‘Oh, rats!’ laughed Kit, who had quite got over his awkwardness by this time, and was rapidly forgetting that she was an invalid and that he had been told not to tease her. ‘He may be twenty-eight perhaps, if you just count his birthdays, but he’s as old as the hills for all that. He was born grown-up; that sort of chap always is.’
‘He’s been awfully kind to me, Kit,’ persisted the child, her troubled look returning.
‘You always think people are nicer than they are, don’t you?’ observed her brother, with gentle scorn. ‘When we had that beast of a housekeeper who used to smack you and Robin, you always said her Sunday bonnet was beautiful, or something like that.’
‘Oh, Kit!’ was all Barbara felt capable of replying, and the boy rattled on heedlessly.
‘That Doctor is the rottenest of rotters,’ he declared in a cheerful tone. ‘He only pretends to like you because you’re what he calls a “case.” If you’d got asthma, now, he’d treat you as if you were putting it all on, and make you feel a jolly humbug. I know him!’
‘Of course, you’re always right, Kit,’ said Babs, growing more unhappy every minute, ‘but–but––’
‘He treated us all like kids the first day you were ill,’ said Christopher, scowling at the recollection; ‘and once, when Jill was blubbing because you weren’t so well, we got in a funk and went off on our own, Peter and I, to fetch him; and he wouldn’t come.
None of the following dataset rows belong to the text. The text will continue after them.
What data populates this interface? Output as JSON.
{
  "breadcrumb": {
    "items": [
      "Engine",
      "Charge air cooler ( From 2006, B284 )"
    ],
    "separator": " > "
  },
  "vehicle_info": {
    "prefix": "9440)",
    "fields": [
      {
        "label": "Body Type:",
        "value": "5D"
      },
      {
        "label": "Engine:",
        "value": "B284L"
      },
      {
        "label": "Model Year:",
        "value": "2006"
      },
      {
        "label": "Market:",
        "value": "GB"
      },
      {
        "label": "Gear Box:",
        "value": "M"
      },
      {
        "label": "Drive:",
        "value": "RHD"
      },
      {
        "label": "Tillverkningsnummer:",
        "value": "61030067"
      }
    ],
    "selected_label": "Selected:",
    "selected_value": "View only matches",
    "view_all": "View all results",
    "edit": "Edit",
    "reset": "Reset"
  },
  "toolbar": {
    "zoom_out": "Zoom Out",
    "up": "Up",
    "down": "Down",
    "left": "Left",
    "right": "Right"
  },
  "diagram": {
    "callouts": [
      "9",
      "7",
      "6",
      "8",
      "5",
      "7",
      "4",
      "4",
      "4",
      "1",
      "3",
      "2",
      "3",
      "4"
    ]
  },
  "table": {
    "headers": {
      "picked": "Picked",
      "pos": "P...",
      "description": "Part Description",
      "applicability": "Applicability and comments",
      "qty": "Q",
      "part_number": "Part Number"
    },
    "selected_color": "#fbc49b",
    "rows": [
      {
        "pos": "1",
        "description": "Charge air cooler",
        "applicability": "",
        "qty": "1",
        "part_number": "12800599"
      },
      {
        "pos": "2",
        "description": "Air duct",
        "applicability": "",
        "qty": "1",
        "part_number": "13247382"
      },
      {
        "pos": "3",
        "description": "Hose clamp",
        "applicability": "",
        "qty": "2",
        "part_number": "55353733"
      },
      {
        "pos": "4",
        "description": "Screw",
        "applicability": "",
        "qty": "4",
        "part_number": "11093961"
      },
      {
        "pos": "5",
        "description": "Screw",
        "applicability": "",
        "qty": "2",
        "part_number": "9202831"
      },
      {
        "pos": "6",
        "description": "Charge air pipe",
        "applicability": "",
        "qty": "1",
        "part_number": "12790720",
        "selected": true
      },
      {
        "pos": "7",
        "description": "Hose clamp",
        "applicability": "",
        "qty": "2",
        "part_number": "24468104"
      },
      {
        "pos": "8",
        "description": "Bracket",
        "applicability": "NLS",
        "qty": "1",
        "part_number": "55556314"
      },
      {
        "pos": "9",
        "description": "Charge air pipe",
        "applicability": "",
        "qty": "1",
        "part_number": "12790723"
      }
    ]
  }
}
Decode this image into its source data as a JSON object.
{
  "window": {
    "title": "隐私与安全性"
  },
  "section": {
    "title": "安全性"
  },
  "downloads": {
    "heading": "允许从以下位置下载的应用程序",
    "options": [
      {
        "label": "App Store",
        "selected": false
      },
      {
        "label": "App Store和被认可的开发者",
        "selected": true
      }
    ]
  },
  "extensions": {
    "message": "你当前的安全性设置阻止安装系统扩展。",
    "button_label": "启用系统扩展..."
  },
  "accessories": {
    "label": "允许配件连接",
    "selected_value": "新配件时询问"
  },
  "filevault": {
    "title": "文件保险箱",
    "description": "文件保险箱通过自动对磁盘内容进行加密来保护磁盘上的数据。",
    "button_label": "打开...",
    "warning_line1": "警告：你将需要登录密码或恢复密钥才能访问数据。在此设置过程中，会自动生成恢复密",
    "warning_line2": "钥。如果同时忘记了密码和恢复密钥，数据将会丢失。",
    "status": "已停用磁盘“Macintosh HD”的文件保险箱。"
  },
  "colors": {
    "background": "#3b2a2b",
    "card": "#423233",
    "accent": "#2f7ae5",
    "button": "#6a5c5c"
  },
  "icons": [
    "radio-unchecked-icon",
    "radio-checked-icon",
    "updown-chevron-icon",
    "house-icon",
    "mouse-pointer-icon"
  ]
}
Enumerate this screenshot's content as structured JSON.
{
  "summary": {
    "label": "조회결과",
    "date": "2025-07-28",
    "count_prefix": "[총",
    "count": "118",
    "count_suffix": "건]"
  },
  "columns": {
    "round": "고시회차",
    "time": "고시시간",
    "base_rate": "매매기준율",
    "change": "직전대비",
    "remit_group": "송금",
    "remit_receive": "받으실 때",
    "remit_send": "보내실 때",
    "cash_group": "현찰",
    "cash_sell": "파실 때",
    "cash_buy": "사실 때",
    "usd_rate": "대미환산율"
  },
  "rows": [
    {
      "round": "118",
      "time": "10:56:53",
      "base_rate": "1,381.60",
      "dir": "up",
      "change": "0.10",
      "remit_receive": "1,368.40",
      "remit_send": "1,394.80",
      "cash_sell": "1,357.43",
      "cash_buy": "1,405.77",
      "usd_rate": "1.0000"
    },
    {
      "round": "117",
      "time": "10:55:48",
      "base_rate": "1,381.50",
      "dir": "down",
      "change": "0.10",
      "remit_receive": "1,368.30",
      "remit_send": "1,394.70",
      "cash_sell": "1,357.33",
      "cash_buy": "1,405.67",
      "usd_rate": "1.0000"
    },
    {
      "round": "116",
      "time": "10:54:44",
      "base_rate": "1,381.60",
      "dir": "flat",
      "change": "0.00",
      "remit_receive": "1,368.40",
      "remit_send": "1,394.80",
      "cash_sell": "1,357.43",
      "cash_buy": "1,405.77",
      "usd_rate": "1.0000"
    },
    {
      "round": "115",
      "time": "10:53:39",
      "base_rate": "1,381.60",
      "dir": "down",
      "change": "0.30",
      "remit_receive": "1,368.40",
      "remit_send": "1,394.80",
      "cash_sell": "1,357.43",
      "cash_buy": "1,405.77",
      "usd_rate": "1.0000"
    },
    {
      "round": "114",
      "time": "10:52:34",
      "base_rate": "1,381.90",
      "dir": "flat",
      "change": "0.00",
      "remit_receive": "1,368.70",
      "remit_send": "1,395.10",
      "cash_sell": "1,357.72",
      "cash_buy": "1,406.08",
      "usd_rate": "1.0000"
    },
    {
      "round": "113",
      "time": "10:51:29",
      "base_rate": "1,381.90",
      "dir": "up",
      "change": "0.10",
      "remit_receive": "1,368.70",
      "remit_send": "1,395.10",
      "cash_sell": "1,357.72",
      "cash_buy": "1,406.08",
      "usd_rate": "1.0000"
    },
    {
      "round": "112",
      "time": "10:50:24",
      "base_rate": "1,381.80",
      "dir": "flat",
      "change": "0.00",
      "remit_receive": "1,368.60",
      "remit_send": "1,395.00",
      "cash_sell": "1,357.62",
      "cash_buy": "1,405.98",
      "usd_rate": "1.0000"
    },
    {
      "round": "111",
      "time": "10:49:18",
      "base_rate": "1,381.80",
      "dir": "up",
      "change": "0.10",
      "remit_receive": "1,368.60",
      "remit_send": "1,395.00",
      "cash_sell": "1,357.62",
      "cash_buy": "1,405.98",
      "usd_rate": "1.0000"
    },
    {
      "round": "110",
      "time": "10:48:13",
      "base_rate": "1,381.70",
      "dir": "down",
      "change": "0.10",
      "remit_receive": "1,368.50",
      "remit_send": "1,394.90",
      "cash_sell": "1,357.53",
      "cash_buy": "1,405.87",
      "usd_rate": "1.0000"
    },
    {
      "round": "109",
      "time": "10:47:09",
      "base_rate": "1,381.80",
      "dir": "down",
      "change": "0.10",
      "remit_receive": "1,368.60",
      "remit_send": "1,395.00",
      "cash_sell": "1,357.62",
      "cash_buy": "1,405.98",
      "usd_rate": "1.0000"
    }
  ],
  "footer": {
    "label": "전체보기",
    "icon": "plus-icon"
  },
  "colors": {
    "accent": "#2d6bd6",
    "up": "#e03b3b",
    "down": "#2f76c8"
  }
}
He said no one could do anything for you by just coming and looking at you, and we weren’t to disturb him for nothing at all–or some such rot. Then we found that he’d cooked up an arrangement with Finny not to come unless she sent for him. Just like him!’
Barbara was struggling feebly to keep back her tears. She could not think what was making her want to cry so much.
The boy had stopped scowling, and was chuckling softly to himself. Barbara held her breath, and thought that if he would only talk about something else, she might be able to keep from crying. Perhaps the table by the window might stop swimming about, too.
‘We’ve scored one against him at last, though,’ her brother was saying, in a voice that seemed suddenly to have gone a long way off. ‘He must be quite at the other end of the gallery,’ Babs thought. Yet some one was certainly sitting on the edge of her bed, because she could feel the mattress jumping up and down.